All of that is pretty much your run-of-the-mill insecurity, but now I’m suddenly facing a slew of unexpected changes: the blog I’ve been contributing to is closing up shop, and a series of shakeups at my day job have pretty much gutted the org chart above me. Those aren’t at all related, but together, it feels like I can’t trust anything anymore, no matter how solid it once seemed. Intellectually I know this is ridiculous—I even have a new home for the column on another great blog, and thus far it seems like everything is reasonably fine in terms of my career. But still, the anxious feeling remains. (And then of course, the fact that the world in general remains a cruel and vicious place isn’t helping.) Can you help talk me down? And, like, hurry, because I’m almost at the deadline for my column and thus far it’s just a full page of the phrase “EVERYTHING IS CRUMBLING.”
—Also, I’m you.
Dear Me,
While Nikki usually likes me to keep letters under 250 words, I let you ramble a bit since it’s my last column here and what’re they gonna do, fire me?
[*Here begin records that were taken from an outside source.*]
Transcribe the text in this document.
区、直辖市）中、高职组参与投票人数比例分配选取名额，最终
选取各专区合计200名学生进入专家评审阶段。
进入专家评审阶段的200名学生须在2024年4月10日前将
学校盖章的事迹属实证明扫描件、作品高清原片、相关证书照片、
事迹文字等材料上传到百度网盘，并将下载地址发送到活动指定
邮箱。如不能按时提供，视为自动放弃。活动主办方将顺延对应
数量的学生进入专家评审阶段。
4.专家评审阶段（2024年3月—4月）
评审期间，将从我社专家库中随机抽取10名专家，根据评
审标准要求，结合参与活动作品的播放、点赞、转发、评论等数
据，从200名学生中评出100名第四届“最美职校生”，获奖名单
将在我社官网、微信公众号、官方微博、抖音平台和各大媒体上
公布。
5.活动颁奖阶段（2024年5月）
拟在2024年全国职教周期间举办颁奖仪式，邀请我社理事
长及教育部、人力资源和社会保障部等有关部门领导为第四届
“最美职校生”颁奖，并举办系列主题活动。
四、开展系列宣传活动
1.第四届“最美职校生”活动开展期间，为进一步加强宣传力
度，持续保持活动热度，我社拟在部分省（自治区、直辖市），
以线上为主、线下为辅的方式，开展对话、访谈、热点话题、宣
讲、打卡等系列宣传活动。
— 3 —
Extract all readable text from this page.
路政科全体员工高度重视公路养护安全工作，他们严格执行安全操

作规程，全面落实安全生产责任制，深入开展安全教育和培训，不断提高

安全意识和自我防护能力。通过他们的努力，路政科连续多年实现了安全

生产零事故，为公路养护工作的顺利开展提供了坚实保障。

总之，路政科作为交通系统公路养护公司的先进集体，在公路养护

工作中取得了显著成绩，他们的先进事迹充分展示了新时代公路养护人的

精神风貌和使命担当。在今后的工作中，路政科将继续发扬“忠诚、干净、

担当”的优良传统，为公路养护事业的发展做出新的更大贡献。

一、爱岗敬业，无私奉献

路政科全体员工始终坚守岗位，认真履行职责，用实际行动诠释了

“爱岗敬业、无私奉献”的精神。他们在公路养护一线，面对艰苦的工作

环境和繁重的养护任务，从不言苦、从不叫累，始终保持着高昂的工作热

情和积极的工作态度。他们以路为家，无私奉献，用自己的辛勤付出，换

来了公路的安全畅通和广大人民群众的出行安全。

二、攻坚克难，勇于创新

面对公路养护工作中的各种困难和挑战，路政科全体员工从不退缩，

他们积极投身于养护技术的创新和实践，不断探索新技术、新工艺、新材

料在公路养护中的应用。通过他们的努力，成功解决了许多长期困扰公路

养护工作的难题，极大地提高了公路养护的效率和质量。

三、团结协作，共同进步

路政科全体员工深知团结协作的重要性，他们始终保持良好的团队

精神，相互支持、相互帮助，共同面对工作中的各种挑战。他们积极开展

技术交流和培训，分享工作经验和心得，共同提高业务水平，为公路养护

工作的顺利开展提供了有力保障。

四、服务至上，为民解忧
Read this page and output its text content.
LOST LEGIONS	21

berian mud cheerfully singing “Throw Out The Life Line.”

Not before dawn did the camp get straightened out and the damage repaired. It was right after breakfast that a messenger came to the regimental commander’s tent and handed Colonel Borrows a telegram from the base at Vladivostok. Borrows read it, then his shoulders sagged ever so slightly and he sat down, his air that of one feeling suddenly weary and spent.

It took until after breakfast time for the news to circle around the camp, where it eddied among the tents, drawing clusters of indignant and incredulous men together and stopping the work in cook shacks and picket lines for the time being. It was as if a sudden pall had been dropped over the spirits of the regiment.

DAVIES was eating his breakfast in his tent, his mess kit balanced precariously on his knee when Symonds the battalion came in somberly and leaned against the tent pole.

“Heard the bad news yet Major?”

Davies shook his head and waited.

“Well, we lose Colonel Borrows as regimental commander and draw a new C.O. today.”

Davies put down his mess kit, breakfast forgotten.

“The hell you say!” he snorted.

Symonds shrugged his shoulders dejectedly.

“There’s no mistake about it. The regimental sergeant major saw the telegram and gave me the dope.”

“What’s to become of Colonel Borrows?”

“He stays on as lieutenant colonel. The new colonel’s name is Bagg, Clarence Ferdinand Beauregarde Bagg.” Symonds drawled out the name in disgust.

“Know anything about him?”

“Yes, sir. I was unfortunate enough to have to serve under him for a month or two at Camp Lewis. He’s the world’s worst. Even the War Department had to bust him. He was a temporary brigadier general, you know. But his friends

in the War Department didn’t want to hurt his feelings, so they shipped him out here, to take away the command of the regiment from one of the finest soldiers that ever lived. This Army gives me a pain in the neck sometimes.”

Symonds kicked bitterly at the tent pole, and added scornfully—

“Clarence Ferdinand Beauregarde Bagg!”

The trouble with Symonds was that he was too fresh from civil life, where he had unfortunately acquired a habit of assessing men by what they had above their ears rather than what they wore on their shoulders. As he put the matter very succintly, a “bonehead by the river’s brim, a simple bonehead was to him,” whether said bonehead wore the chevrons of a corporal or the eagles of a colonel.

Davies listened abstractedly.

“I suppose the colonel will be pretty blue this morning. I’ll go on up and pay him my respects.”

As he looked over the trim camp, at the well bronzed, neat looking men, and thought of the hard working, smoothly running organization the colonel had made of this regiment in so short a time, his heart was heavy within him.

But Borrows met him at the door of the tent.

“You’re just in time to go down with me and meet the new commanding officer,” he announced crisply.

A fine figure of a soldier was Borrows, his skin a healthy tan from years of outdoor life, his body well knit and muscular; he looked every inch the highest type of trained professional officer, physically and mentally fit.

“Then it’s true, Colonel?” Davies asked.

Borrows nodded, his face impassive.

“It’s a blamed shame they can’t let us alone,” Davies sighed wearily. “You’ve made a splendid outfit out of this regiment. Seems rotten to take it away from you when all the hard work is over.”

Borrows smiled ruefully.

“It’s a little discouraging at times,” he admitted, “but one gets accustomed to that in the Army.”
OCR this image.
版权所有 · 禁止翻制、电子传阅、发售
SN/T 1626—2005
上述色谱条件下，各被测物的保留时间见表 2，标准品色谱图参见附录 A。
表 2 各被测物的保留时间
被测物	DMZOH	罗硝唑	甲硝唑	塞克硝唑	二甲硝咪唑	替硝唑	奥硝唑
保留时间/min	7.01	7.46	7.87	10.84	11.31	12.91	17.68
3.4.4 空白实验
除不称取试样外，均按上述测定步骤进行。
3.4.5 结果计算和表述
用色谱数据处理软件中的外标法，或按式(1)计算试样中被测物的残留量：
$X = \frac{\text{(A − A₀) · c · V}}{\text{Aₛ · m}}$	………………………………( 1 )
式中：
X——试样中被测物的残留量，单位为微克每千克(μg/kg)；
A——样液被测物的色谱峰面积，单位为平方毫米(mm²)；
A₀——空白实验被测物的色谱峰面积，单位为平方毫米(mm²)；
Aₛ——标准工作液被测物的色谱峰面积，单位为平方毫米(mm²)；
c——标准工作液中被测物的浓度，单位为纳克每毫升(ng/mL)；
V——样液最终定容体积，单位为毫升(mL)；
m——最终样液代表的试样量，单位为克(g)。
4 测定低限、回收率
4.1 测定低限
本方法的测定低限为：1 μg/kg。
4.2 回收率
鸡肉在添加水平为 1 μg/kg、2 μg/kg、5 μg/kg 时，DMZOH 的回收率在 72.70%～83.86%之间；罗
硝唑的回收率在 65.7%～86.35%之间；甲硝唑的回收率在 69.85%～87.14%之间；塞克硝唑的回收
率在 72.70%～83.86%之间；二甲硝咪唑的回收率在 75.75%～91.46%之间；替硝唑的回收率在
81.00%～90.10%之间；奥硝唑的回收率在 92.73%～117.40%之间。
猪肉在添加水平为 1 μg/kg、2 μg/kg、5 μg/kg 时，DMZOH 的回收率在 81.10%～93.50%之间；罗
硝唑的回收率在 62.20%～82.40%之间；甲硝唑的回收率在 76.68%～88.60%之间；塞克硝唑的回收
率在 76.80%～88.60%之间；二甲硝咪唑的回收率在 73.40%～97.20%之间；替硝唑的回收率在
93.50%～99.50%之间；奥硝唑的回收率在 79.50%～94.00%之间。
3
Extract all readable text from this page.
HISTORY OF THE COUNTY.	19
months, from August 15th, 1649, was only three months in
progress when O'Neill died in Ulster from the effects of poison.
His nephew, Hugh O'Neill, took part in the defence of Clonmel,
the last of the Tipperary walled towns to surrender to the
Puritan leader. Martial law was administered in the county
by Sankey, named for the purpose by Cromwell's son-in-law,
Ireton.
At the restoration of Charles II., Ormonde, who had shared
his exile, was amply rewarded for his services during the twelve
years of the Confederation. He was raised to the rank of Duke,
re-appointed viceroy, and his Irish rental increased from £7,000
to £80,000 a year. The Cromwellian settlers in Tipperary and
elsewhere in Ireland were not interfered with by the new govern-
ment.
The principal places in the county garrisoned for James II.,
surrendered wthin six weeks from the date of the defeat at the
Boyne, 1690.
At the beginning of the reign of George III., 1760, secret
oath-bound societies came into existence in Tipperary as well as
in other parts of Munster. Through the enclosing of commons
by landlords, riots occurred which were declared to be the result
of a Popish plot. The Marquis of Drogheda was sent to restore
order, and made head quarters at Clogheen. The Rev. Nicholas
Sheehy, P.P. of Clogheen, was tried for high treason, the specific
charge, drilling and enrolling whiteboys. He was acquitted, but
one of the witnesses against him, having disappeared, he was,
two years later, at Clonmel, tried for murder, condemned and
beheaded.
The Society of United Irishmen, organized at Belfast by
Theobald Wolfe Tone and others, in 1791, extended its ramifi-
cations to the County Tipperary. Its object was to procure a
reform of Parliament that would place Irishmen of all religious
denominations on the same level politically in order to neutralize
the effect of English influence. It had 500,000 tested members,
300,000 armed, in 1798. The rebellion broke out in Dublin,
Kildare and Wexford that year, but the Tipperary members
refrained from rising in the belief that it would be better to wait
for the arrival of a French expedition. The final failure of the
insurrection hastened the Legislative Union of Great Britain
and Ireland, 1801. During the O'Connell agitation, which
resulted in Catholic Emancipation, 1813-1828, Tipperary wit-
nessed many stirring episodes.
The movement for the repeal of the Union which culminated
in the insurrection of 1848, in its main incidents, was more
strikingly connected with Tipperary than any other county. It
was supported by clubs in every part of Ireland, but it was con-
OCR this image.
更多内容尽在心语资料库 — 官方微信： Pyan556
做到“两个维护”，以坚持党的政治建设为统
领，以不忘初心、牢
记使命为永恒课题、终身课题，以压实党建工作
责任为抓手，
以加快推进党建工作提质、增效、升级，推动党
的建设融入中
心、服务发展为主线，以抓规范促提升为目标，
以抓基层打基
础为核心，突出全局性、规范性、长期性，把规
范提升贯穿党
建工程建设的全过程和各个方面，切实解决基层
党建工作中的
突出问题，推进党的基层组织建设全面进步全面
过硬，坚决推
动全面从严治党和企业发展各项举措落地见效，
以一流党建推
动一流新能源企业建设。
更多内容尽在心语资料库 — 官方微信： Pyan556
Plus, it’s notoriously difficult to edit your own work.
Okay, folks, clearly I’m doing something a little different with this, my final column in this amazing space we all love so much. How could I let it be Businesslady as Usual during such a strange and transitional period?
Cutesy narrative conceit aside, the freak-out above is very real, and it’s been weighing on me as I struggled with preparing a fitting send-off for my time on the Toast—a gig that has been a gift and an utter delight from the moment Nicole first replied to my pitch email. It even helped me get a book deal! That’s right, folks, there’s a Businesslady advice manual (of all new material) coming out from Adams Media in May 2017. It still doesn’t feel real to me, but there it is.
(The book will also require me to remove my mantle of anonymity, which is another thing I still haven’t entirely processed. In the meantime, please continue to assume I’m just a stack of Hermes typewriters in a trenchcoat.)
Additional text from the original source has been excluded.